To migrate EFS certificates using the Certificates snap-in

In order to migrate Encrypting File System (EFS) certificates using the Certificates snap-in, the user who owns the certificate(s) must export the certificate from the source computer before the migration. Then this user must import the certificate on the destination computer after the migration. If either of the procedures are not followed, the file will remain encrypted on the destination computer.

Important

By default, Scanstate fails with an error code if an EFS file is found on the source computer. In order to migrate EFS files, you must change this behavior using one of the /efs options.

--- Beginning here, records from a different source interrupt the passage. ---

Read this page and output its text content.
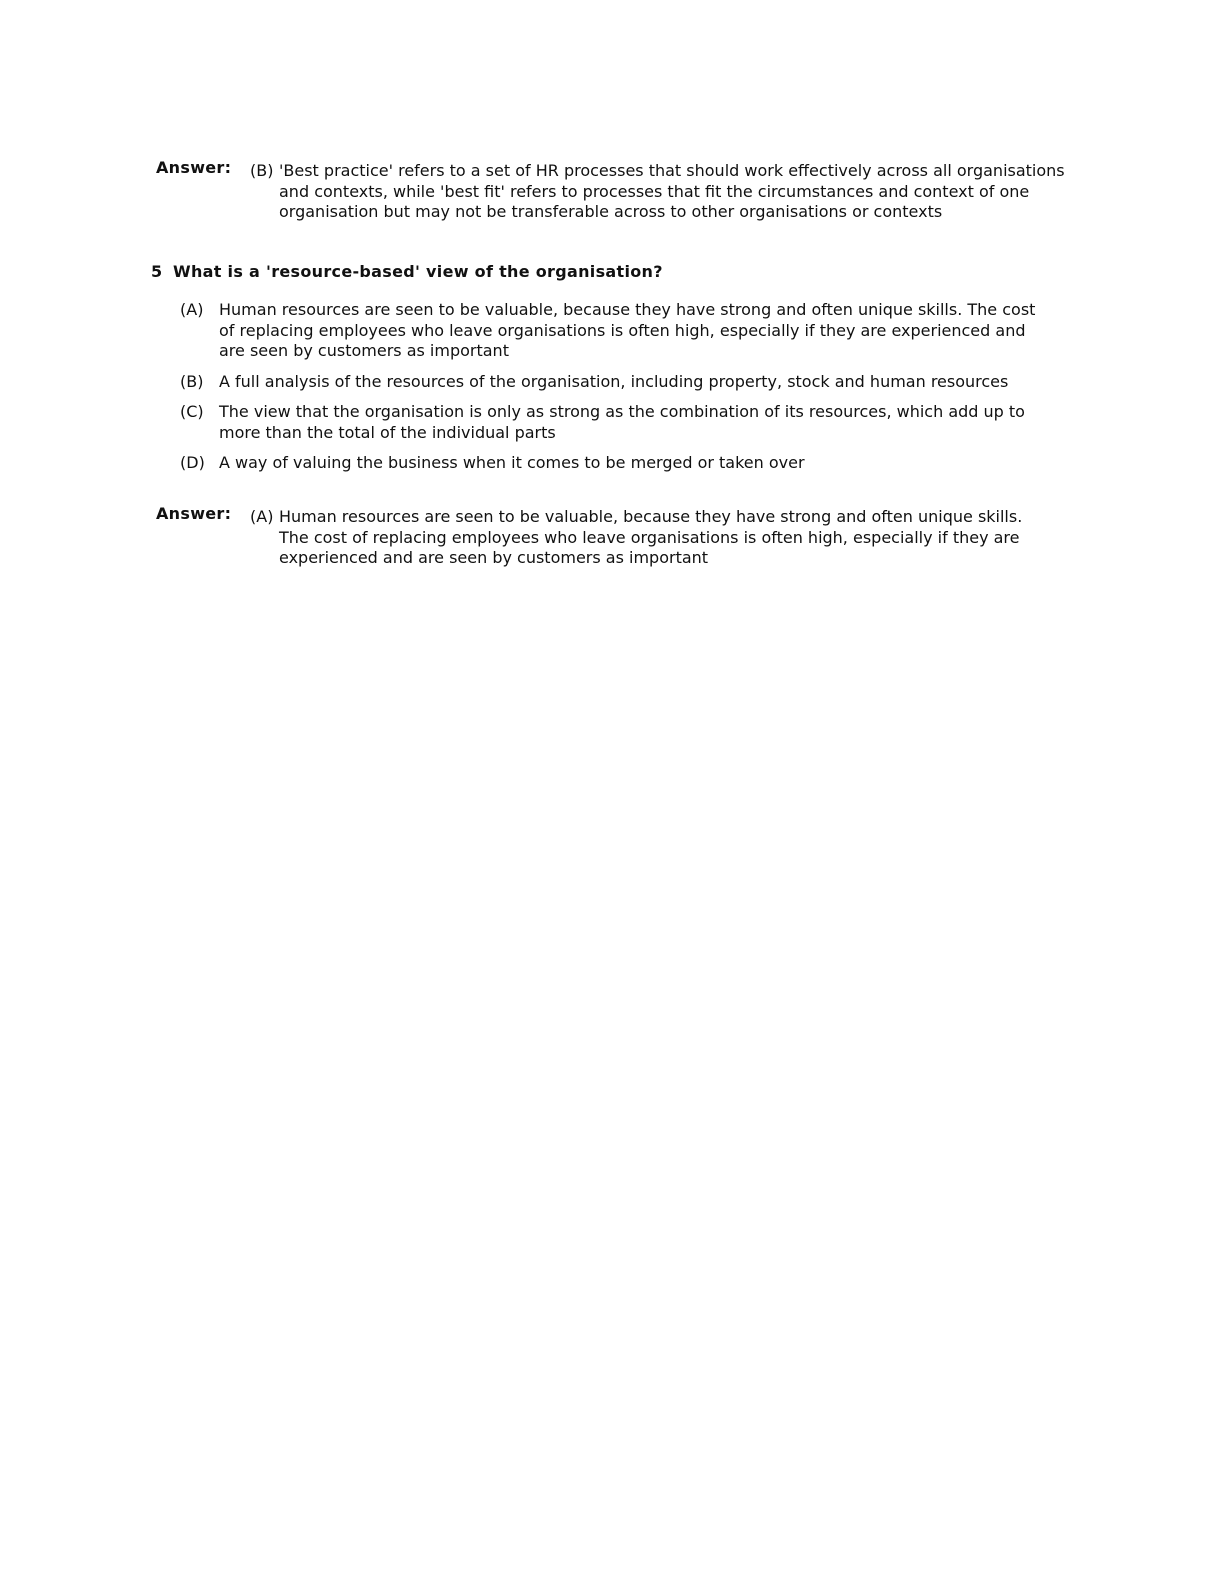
Answer: (B) 'Best practice' refers to a set of HR processes that should work effectively across all organisations and contexts, while 'best fit' refers to processes that fit the circumstances and context of one organisation but may not be transferable across to other organisations or contexts
5 What is a 'resource-based' view of the organisation?
(A) Human resources are seen to be valuable, because they have strong and often unique skills. The cost of replacing employees who leave organisations is often high, especially if they are experienced and are seen by customers as important
(B) A full analysis of the resources of the organisation, including property, stock and human resources
(C) The view that the organisation is only as strong as the combination of its resources, which add up to more than the total of the individual parts
(D) A way of valuing the business when it comes to be merged or taken over
Answer: (A) Human resources are seen to be valuable, because they have strong and often unique skills. The cost of replacing employees who leave organisations is often high, especially if they are experienced and are seen by customers as important
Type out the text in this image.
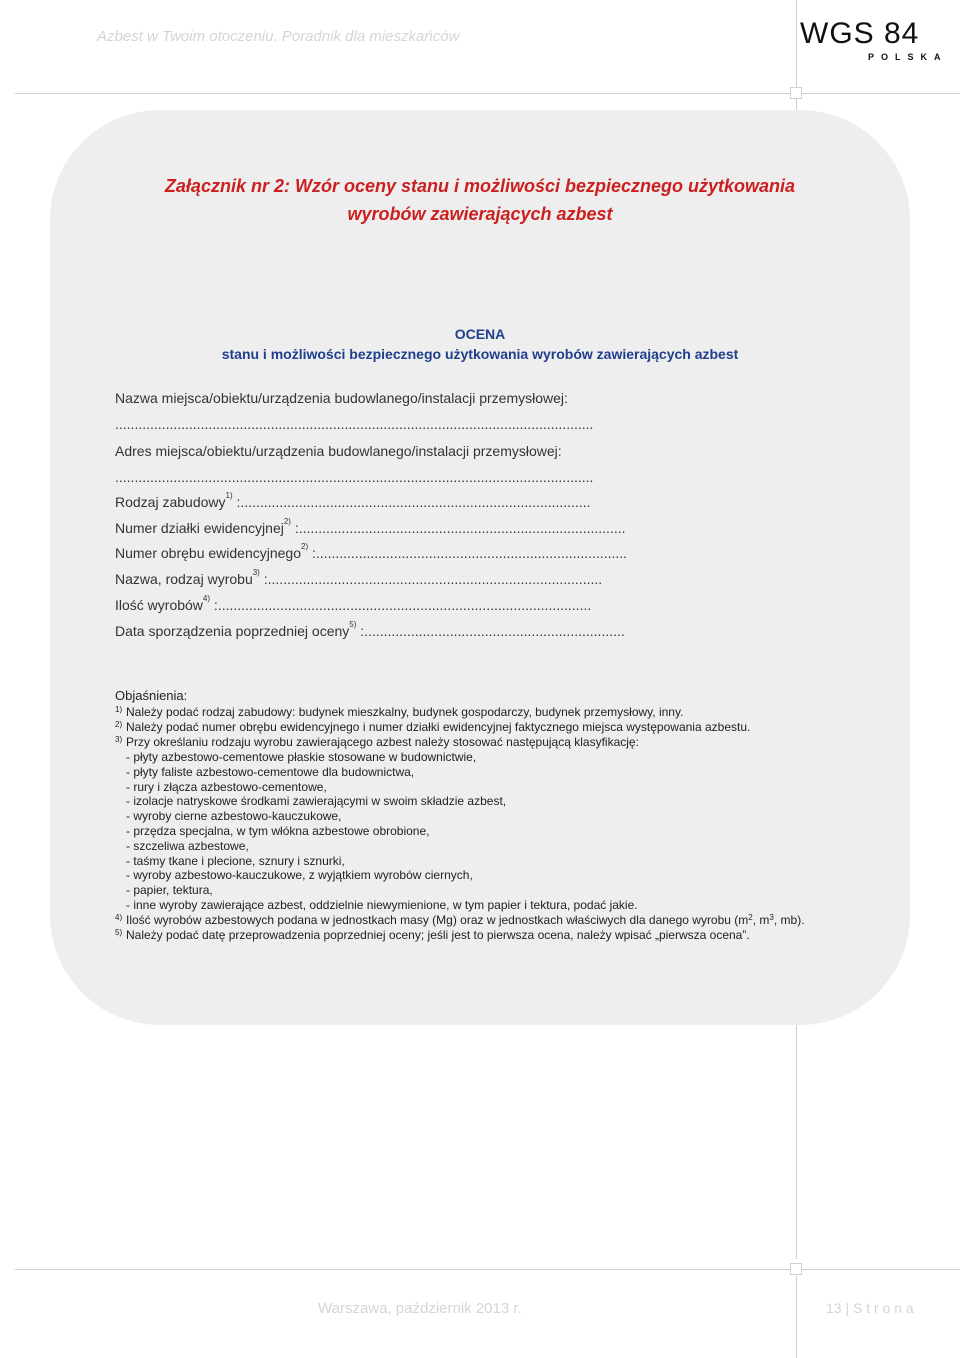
Azbest w Twoim otoczeniu. Poradnik dla mieszkańców	WGS 84
POLSKA
Załącznik nr 2: Wzór oceny stanu i możliwości bezpiecznego użytkowania
wyrobów zawierających azbest
OCENA
stanu i możliwości bezpiecznego użytkowania wyrobów zawierających azbest
Nazwa miejsca/obiektu/urządzenia budowlanego/instalacji przemysłowej:
...........................................................................................................................
Adres miejsca/obiektu/urządzenia budowlanego/instalacji przemysłowej:
...........................................................................................................................
Rodzaj zabudowy$^{1)}$ :..........................................................................................
Numer działki ewidencyjnej$^{2)}$ :....................................................................................
Numer obrębu ewidencyjnego$^{2)}$ :................................................................................
Nazwa, rodzaj wyrobu$^{3)}$ :......................................................................................
Ilość wyrobów$^{4)}$ :................................................................................................
Data sporządzenia poprzedniej oceny$^{5)}$ :...................................................................
Objaśnienia:
1) Należy podać rodzaj zabudowy: budynek mieszkalny, budynek gospodarczy, budynek przemysłowy, inny.
2) Należy podać numer obrębu ewidencyjnego i numer działki ewidencyjnej faktycznego miejsca występowania azbestu.
3) Przy określaniu rodzaju wyrobu zawierającego azbest należy stosować następującą klasyfikację:
- płyty azbestowo-cementowe płaskie stosowane w budownictwie,
- płyty faliste azbestowo-cementowe dla budownictwa,
- rury i złącza azbestowo-cementowe,
- izolacje natryskowe środkami zawierającymi w swoim składzie azbest,
- wyroby cierne azbestowo-kauczukowe,
- przędza specjalna, w tym włókna azbestowe obrobione,
- szczeliwa azbestowe,
- taśmy tkane i plecione, sznury i sznurki,
- wyroby azbestowo-kauczukowe, z wyjątkiem wyrobów ciernych,
- papier, tektura,
- inne wyroby zawierające azbest, oddzielnie niewymienione, w tym papier i tektura, podać jakie.
4) Ilość wyrobów azbestowych podana w jednostkach masy (Mg) oraz w jednostkach właściwych dla danego wyrobu ($m^2$, $m^3$, mb).
5) Należy podać datę przeprowadzenia poprzedniej oceny; jeśli jest to pierwsza ocena, należy wpisać „pierwsza ocena”.
Warszawa, październik 2013 r.	13 | S t r o n a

To export the certificate from the source computer

  1. The end user who owns the certificate must log on to the source computer.

  2. Open Microsoft Management Console (MMC) by typing mmc in the Run dialog box.

  3. In the File menu, click Add/Remove Snap-in.

  4. In the Add/Remove Snap-in dialog box, click Add.

  5. Select Certificates from the list, click Add, and then select My user account.

  6. Click Finish, click Close, and then click OK.

  7. Browse to Certificates - Current user\Personal\Certificates.

  8. Right-click the certificate that you want to migrate.

  9. Click All Tasks and then click Export.

  10. The Certificate Export Wizard will help you store the certificate somewhere that is accessible from the destination computer (for example a floppy disk, or shared folder). When prompted, indicate that you want to export the private key along with the certificate. Upon completion, you will receive a message that the export was successful.

  11. The administrator can now collect the user state using the /efs:copyraw option on the Scanstate command line. For example:

    scanstate \\fileserver\migration\mystore /efs:copyraw /i:migapp.xml /i:migsys.xml /i:miguser.xml /v:13 /targetxp

  12. Next, the administrator should install Windows XP and applications as needed on the destination computer and then restore the user state to the destination computer using LoadState.

To import the certificate onto the destination computer. export the certificate from the source computer

  1. The end user who owns the certificate must log on to the destination computer.

  2. Open MMC by typing mmc in the Run dialog box.

  3. In the File menu, click Add/Remove Snap-in.

  4. In the Add/Remove Snap-in dialog box, click Add.

  5. Select Certificates from the list, click Add, and then select My user account.

  6. Click Finish, click Close, and then click OK.

  7. Browse to Certificates - Current user\Personal.

  8. Right-click Personal.

  9. Click All Tasks, and then click Import.

  10. Use the Certificate Import Wizard to locate the certificate that you exported. When browsing for the certificate, you should select Personal Information Exchange (*.pfx; *.p12) from the Files of type dropdown list box. You will need to enter the password you supplied when you exported the certificate from the destination computer.

  11. Upon completion, you will receive a message that the import was successful.